Book Details
PORZIO (Luca Antonio). The Soldier's Vade Mecum: or, the Method of Curing the Diseases and Preserving the Health of Soldiers, I. In Camps. II. In Garrisons. III. During Marches. IV. In all the different Countries of Europe. Translated from the Latin of L. A. Portius. Illustrated with Cuts. To which is added, a treatise on the same subject, translated from Frederic Hoffman, Professor of Physic at Hall in Saxony. Also An Essay on the Diseases of Sailors.1747
London: Printed for RO. Dodsley, First and only English edition, 12mo (170 x 115 mm), [2], x, 264pp., with half-title, 3 folding engraved plates, a clean copy with minimal browning, new endpapers, later full calf, retaining the original morocco label to spine. Luca Antonio Porzio (1639-1724), chief professor of medicine and anatomy in the Royal University of Naples. The English translation of Porzio's De Militis in castris sanitate tuenda, first published in Vienna in 1685 in Latin. It was published as a direct result of Porzio's presence in Venice in 1683 when the forces of the Ottoman Empire were laying siege to Vienna.
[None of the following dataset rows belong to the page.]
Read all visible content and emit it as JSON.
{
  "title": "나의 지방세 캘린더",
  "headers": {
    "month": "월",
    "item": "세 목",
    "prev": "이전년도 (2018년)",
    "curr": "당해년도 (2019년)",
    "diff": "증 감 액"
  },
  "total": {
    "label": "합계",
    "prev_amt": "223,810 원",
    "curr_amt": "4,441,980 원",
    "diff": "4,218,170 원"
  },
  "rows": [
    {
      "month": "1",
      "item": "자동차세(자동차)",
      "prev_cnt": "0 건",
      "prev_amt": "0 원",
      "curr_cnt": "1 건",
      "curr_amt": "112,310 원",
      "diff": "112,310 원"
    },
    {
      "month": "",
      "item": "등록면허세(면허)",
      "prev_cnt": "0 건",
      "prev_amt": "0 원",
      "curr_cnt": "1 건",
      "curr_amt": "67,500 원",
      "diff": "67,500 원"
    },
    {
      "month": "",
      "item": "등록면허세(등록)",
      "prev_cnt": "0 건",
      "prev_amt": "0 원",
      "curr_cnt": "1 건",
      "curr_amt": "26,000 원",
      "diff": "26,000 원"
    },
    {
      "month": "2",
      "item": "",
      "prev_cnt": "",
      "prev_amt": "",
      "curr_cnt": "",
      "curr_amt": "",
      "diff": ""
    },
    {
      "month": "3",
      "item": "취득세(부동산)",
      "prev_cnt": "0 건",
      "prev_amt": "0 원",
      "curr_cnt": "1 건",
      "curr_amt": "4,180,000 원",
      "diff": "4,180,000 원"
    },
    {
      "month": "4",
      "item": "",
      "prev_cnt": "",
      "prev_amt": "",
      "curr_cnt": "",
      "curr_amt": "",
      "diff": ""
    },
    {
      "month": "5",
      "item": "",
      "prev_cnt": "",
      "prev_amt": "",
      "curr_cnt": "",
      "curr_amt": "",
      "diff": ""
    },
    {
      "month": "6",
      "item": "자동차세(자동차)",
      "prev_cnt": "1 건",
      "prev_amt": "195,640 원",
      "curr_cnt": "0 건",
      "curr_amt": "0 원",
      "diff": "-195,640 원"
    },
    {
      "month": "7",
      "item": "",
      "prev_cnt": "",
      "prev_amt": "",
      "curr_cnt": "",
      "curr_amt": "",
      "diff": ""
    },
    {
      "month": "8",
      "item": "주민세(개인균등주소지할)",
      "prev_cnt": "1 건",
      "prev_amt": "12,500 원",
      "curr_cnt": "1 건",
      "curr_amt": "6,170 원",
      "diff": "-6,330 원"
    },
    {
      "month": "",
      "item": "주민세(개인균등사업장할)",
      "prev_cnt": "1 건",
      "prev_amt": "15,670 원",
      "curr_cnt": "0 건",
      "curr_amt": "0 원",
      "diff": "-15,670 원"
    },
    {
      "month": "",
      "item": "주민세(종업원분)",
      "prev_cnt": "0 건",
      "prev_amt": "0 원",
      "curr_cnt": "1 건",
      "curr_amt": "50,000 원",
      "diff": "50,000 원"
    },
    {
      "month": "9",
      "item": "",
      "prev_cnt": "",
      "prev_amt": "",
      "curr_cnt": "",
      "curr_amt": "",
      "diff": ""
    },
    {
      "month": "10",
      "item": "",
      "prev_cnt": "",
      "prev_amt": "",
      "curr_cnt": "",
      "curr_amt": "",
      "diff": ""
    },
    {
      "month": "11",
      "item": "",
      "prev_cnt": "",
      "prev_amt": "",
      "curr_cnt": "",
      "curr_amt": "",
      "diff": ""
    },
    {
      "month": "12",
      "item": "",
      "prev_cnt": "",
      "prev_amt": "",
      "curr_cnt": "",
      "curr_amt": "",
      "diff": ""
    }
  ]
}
The health of sailors is a short section, but on page 236 the author recommends keeping root vegetables in sand and fruit as juice "I am very certain, that the juices of fruits, as Oranges, Lemons, and Apples, might be boil'd to the consistence of a thick syrup or Rob, and preserved in proper vessels for any given times, so that a spoonful or more of it might occasionally be taken, dissolved in water, with very good effect, as a preservative against the bad consequences of such an animal diet as I have above taken notice of." Rare; ESTC locates 3 copies in the UK (BL; Durham; Wellcome) and 3 further copies in North America (Society of Cincinnati; National Library of Medicine; University of Illinois).